Seit 1969 wird die ganze Weihnachtskrippe im rechten Gang der Klosterkirche aufbewahrt, wo einst die Beichtstühle standen. Wertvolle Figuren müssen nicht mehr jedes Jahr aus einem Lagerraum geholt und wieder neu aufgestellt werden, wodurch sie beschädigt werden konnten. Bildhauer Karel Stádník entwarf die Installation der Krippe, die man wie eine Ausstellung im Vorbeigehen besichtigt.

Die ganze Krippe wurde bislang jedoch nicht von Restauratoren untersucht, sodass die Frage, was daran das Ursprüngliche ist, immer noch offen bleibt. Es scheint, dass größere und bedeutendere Figuren Köpfe und Hände aus Holz haben, während die Körper aller Figuren aus einem dünnen, mit Stroh und Papier bezogenen Skelett bestehen, das in Textilien gekleidet wurde. Gesichter und Hände der kleineren Figuren wurden aus einer Papiermasse geformt, Ergänzungen sind meistens aus Holz.

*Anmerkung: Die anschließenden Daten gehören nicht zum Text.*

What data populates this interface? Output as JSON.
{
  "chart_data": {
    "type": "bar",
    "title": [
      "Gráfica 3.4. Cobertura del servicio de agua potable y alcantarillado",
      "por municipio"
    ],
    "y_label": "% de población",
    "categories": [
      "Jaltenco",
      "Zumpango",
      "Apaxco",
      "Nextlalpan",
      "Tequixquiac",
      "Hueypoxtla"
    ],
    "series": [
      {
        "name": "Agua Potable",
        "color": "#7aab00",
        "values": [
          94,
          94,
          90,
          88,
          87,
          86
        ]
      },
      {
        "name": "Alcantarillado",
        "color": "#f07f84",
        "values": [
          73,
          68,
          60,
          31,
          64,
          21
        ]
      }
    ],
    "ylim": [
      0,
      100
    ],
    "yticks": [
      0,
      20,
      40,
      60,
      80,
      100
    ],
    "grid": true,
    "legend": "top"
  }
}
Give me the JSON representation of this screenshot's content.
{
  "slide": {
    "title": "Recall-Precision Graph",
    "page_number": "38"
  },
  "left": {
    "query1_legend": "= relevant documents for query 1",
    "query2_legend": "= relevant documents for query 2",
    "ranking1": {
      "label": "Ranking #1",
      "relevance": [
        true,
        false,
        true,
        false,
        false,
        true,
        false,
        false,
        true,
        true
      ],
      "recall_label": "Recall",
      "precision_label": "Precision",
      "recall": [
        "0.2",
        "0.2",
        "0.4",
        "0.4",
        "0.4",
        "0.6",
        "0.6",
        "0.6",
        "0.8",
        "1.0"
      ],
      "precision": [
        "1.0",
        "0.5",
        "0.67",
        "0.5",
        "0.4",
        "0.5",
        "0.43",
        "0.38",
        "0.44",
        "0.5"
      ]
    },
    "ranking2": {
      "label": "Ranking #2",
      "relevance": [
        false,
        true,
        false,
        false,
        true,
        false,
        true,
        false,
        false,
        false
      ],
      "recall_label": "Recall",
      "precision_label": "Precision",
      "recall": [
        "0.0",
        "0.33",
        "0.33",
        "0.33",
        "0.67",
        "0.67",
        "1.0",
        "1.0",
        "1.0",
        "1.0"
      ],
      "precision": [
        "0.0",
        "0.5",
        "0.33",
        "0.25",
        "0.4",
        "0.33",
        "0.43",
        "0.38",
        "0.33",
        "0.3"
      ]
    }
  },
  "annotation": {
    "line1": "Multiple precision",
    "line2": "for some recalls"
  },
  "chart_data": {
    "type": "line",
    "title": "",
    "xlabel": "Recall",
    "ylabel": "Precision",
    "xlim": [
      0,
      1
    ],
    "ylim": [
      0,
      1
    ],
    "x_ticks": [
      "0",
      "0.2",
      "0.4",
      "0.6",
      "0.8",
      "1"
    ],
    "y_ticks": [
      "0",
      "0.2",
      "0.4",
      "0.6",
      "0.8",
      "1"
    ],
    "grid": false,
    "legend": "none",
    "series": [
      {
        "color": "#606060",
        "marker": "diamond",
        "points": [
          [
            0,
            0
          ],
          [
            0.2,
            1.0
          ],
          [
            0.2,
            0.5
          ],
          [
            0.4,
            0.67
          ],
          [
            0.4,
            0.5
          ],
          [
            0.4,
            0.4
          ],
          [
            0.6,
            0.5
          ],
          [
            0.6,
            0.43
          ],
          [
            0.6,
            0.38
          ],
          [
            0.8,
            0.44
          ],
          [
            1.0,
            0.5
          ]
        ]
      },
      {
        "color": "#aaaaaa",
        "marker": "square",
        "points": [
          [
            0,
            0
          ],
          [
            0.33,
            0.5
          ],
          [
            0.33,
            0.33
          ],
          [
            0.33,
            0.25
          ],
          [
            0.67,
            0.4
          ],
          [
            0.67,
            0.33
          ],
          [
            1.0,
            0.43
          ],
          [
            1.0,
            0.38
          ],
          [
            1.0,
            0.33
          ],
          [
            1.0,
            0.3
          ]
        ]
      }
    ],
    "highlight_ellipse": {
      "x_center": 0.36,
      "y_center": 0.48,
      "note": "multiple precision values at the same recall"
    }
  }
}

Weihnachtskrippe bei den Kapuzinern  (Foto: Autorin)
Die heutige Christkindfigur ist verhältnismäßig neu - sie stammt aus den 50er Jahren des 19. Jahrhunderts. Es kann sein, dass die ursprüngliche Figur des Christkinds aus Wachs geformt wurde, und deswegen nicht erhalten blieb. Zwei von den Schafen sind mit einem alten Mechanismus ausgestattet, der das Mähen nachahmt.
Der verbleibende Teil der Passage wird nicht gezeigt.